The Arts and Culture Trust (formerly Perth Theatre Trust) is a statutory authority that manages and operates cultural venues in Western Australia. It manages His Majesty's Theatre, the State Theatre Centre of Western Australia, the Subiaco Arts Centre (leased from the City of Subiaco), the Albany Entertainment Centre, the Goldfields Arts Centre, the Perth Film Studios and the Perth Cultural Centre. The trust leases the Perth Concert Hall from the City of Perth, but the venue is managed by WA Venue and Events. The trust also has a Museum of Performing Arts based in the His Majesty's Theatre building.

==History==
The trust was created in 1980 to manage theatre properties in the central business district of Perth, Western Australia. This involved bringing the Perth Concert Hall and His Majesty's Theatre within a single administrative unit. In February 1984 the now defunct Playhouse Theatre and National Theatre (the company; later reconstituted as the Western Australian Theatre Company) were taken over by the trust. The trust also incorporated and inherited records from preceding bodies, such as the Perth Repertory Club, which had been established in 1919. The Subiaco Arts Centre was also later included in the trust's scope.

Activities of the Trust included the re-opening of a renovated His Majesty's Theatre in 1980, and publications advertising theatre in Perth.

In 2011, the State Theatre Centre of Western Australia was built, with its main Theatre being called the 'Heath Ledger Theatre', after the late actor Heath Ledger who hails from WA.

From 2015, the Trust began to directly manage His Majesty's Theatre, the State Theatre Centre of Western Australia, Perth Concert Hall, and Subiaco Arts Centre, after fifteen years of outsourcing operations to AEG Ogden.

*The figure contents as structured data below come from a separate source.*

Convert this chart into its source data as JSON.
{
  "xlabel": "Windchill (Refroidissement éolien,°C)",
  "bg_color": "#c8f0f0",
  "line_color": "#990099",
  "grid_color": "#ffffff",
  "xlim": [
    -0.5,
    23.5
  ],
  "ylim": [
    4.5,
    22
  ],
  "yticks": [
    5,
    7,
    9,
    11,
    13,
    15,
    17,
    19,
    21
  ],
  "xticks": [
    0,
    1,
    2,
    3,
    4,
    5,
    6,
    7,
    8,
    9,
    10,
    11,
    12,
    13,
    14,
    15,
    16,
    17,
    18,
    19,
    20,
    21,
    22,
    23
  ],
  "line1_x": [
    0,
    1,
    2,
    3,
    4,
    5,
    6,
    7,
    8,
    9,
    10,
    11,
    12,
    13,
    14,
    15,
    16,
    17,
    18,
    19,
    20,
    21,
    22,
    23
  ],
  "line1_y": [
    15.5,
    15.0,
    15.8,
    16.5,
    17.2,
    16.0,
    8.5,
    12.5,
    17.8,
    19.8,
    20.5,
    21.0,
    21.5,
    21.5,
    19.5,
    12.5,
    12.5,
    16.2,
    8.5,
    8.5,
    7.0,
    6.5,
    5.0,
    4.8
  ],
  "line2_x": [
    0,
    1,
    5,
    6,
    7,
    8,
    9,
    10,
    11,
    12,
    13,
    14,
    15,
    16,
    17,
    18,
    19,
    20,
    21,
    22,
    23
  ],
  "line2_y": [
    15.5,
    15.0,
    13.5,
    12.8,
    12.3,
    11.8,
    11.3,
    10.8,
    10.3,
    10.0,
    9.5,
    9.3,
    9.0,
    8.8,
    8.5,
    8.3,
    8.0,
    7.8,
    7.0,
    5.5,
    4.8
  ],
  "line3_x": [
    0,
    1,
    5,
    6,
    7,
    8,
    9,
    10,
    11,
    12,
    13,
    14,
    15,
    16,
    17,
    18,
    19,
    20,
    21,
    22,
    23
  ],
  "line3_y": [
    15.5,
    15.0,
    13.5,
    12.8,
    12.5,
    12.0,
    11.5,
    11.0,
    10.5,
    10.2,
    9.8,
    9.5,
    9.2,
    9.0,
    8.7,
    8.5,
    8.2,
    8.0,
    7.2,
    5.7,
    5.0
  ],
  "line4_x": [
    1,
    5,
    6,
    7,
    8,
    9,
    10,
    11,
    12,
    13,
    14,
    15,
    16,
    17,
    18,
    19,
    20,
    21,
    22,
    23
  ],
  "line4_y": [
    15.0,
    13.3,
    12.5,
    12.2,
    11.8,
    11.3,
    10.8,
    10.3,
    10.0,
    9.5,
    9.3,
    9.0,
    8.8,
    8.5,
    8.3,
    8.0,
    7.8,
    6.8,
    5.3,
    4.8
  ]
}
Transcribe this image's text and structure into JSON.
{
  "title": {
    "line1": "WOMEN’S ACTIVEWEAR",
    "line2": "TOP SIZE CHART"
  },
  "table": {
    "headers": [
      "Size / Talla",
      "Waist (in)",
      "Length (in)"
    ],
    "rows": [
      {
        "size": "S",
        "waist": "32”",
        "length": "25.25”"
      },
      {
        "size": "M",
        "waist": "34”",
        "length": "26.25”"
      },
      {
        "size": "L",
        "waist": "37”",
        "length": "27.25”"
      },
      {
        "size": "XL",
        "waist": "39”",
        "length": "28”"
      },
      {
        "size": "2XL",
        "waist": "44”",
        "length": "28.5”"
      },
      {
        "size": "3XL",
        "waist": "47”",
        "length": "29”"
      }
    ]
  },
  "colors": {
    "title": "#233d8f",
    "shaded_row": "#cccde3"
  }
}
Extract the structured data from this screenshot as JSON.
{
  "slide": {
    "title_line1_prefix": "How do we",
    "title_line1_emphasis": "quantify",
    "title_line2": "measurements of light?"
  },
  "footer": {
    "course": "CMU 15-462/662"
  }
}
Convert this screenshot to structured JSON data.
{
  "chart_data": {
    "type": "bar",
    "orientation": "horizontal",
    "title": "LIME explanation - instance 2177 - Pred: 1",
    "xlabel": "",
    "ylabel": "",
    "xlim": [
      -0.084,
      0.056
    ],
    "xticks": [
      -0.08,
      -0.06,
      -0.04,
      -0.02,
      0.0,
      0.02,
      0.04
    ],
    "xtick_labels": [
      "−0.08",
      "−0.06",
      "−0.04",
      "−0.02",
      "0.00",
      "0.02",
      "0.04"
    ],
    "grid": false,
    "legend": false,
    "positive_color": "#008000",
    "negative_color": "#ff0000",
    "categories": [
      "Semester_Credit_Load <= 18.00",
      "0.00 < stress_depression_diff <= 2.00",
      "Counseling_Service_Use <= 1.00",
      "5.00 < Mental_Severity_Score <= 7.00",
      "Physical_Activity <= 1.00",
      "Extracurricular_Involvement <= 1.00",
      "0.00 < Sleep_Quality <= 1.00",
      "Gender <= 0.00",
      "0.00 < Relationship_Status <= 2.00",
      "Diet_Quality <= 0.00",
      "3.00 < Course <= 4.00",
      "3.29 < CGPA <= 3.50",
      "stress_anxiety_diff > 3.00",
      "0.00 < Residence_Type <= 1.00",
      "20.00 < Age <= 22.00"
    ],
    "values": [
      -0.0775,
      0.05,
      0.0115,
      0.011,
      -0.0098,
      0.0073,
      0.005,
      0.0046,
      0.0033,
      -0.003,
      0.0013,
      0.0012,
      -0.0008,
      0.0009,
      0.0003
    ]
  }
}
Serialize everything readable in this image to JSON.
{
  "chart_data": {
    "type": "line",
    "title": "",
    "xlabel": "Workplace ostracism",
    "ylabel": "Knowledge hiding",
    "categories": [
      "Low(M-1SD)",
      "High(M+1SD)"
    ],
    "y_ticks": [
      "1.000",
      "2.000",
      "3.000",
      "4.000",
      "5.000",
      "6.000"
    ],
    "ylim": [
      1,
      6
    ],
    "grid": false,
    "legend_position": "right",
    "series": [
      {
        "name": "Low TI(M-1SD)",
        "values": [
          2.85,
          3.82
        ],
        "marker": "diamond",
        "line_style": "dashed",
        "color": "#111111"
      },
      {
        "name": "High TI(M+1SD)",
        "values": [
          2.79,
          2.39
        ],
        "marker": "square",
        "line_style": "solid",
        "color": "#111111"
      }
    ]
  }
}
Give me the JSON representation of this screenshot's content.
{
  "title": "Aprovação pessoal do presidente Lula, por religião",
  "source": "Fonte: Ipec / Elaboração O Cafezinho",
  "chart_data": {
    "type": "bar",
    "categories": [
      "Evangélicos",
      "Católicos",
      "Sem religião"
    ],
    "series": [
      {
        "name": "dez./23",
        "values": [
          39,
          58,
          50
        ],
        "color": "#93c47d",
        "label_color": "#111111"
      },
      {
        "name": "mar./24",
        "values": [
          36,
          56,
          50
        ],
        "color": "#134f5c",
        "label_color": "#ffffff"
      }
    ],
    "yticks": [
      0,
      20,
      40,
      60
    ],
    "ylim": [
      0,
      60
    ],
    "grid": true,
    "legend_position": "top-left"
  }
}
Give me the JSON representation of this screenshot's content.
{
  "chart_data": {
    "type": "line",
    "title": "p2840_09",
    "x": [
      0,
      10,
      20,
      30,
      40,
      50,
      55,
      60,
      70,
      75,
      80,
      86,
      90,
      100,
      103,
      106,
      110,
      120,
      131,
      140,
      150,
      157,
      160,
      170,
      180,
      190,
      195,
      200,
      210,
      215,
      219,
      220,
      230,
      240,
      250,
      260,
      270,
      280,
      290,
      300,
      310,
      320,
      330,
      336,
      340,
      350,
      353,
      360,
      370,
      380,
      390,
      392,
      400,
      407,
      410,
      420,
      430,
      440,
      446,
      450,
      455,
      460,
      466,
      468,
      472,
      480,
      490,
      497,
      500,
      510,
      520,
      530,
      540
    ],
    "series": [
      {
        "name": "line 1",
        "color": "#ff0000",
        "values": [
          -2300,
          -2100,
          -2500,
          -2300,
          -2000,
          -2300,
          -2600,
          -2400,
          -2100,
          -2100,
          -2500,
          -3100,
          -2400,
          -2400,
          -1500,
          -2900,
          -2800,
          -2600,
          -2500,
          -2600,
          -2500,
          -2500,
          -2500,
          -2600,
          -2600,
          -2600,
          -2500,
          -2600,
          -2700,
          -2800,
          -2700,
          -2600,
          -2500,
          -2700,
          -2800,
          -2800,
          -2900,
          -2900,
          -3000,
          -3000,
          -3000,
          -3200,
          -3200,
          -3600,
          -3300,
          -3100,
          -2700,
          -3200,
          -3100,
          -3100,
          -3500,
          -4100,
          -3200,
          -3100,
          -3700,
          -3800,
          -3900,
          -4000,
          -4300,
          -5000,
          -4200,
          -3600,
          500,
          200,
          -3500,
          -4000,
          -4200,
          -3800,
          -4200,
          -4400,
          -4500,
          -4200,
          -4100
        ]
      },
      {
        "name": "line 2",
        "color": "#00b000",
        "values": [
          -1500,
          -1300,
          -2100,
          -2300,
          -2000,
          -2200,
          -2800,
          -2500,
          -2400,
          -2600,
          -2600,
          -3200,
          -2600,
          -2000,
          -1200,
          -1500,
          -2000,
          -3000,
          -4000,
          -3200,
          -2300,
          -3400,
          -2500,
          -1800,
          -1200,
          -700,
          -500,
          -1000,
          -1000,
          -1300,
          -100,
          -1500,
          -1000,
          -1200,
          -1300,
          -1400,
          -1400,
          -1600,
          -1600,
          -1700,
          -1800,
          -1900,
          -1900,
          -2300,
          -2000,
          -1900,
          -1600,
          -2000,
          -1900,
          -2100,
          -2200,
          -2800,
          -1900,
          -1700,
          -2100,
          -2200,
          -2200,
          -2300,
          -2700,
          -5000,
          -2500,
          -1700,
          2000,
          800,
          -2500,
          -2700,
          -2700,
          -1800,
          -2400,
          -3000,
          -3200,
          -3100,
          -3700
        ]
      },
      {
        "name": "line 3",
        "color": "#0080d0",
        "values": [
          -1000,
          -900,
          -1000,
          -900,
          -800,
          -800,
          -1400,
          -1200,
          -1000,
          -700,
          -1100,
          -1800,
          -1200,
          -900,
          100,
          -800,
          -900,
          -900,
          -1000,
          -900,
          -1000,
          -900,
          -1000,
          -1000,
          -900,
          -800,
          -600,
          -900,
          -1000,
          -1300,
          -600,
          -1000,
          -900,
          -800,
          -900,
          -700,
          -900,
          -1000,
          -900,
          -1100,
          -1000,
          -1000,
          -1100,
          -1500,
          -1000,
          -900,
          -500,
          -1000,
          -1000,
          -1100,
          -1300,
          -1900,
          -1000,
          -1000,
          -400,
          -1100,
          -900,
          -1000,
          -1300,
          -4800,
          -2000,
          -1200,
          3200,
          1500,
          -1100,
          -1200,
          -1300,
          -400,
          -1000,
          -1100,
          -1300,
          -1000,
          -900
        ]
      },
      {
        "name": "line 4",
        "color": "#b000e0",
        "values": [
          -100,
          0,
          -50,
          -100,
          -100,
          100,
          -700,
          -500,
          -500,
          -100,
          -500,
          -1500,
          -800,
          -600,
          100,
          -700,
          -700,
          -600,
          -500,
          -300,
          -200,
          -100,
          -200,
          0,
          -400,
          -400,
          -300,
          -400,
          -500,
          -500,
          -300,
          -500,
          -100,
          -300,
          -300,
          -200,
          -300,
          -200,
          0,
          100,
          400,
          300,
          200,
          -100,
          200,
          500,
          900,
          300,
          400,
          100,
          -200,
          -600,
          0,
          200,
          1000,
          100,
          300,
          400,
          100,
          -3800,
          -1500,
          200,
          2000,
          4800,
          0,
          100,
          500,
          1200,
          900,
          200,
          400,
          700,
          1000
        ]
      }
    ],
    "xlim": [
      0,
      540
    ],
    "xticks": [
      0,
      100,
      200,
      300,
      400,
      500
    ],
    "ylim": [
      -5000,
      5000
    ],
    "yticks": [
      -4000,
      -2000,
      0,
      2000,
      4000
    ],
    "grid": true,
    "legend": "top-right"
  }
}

The Trust leases the Goldfields Arts Centre in Kalgoorlie to the City of Kalgoorlie-Boulder. On 1 July 2018, the Trust assumed responsibility for the management and activation of the Perth Cultural Centre precinct from the Metropolitan Redevelopment Authority.

On the 1st July 2022, the Perth Theatre Trust was dissolved and immediately replaced by the Arts & Culture Trust to serve the same functions, with the added capability of managing non theatre spaces, such as the Perth Cultural Centre and the Perth Film Studios.

In 2024, it was announced that the Perth Concert Hall would be receiving a renovation, which began construction in 2025.

In January 2026, the Perth Film Studios project finished practical completion.